I could not take my eyes from Constantinople as we left the port, and commenced ploughing our way towards the Sea of Marmora ; for now, in addition to the beauty of the view, there was some little association connected with almost every point of it on which the eye fell. There was the noble Genoese tower above Stampa’s shop, in which so many hours had been laughed away, and. behind that minaret was the window of our bed-room at the Hotel, in which private guide turkey, on evenings, so many jolly little meetings had been held. There were the hills over which we had such famous gallops, and enjoyed such good spirits; and there was the Bosphorus, and the site of the little cafe, in the extreme distance, where the pickles were served with the bottled beer.

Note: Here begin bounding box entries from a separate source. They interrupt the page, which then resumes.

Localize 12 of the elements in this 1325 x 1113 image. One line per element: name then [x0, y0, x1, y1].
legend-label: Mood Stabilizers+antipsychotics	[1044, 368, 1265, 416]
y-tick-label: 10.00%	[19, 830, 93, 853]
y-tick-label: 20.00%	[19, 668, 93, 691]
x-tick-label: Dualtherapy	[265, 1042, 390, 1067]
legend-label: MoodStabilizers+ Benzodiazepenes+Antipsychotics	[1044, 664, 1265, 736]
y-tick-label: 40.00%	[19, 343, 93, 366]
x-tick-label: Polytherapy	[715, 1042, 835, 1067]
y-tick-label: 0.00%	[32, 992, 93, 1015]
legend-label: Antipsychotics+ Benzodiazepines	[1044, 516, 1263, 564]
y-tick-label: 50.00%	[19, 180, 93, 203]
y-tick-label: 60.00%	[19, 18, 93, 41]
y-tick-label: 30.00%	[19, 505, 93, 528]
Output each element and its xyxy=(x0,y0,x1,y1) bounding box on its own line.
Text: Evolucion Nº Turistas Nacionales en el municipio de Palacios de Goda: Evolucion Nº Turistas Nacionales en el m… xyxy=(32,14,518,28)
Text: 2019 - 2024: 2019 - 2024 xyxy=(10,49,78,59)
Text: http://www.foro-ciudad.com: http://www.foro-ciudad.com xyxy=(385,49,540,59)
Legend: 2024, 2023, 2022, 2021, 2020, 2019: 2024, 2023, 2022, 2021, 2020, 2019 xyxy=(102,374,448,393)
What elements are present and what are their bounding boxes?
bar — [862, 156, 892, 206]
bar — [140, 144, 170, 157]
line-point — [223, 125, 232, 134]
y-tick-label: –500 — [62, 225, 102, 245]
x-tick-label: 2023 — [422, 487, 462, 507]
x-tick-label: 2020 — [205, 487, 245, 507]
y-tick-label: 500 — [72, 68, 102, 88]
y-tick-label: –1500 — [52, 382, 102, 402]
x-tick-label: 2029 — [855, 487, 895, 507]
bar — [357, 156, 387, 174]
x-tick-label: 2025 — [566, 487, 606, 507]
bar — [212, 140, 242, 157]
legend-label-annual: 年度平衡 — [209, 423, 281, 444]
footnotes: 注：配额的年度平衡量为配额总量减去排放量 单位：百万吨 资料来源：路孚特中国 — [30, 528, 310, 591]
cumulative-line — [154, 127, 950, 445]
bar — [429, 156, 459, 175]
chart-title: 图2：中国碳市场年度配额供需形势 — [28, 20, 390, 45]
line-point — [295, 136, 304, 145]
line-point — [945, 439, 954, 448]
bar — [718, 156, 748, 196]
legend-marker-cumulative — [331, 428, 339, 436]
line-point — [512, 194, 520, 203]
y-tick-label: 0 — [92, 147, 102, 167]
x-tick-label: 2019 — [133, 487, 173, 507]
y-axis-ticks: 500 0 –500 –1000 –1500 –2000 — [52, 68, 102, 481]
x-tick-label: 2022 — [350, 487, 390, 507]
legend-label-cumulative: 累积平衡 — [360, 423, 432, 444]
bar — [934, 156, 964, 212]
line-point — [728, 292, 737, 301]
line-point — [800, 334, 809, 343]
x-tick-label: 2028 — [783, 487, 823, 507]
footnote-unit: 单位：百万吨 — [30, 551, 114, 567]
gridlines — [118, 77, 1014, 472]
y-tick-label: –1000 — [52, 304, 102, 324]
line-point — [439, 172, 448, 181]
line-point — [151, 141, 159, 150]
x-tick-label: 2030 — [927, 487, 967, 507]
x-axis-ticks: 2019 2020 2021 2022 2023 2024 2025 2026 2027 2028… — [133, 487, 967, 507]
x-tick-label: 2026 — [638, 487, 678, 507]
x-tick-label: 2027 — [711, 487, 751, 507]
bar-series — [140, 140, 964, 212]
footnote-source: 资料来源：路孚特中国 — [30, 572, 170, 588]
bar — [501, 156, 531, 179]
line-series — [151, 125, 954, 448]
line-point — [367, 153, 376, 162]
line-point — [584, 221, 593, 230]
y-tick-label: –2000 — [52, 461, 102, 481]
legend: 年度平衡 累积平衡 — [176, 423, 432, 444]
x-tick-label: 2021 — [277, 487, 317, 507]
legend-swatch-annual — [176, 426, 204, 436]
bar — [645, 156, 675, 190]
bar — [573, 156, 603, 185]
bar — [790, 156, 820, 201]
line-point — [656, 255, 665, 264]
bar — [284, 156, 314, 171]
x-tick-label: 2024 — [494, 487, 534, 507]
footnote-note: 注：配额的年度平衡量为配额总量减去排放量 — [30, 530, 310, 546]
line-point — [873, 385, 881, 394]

The Seraglio, as I looked at it, had lost all its mystery, when I thought of the French clocks, and gimcrack furniture, and English pictures that it contained; and the picturesque tumble-down houses of Galata, I knew, on the other side, were ship-chandlers’ shops, merchants’ counting-houses, ordinary steam-packet offices, and other material establishments. But still the view was as beautiful as ever, even with every vivid recollection of its internal dirt and dilapidation; and, loth to lose it, I kept my eyes fixed on the domes and minarets, the distant Bosphorus and the violet hills above it, until the twilight stole over them, and I could only think of Constantinople as a bright fleeting vision of the past.


I believe that my companion and myself were the only two cabin passengers, and we were in the fore part. But on the deck there were a great many Moslems — Turks and Circassians principally— on their way to Mecca, for their pilgrimage. Their encampment, if so I may call it, was a curious sight. One half, taken longitudinally, of the aft-deck was allotted to them. Of this, the stern portion was railed off into a species of pen, in which the women were placed, to the number of six or seven. They were shut up exactly like animals at a fair. Along the entire length of the aft-deck a spar was hung, over their heads; and when rain came on, they put canvas on this, and formed a species of tent. Under it each made his “divan”; for the quantity of carpets, dirty cushions, and mattresses they carry about with them, when travelling, is incredible. They had also their cooking utensils, and the filth they prepared, from time to time, is equally matter of difficult belief.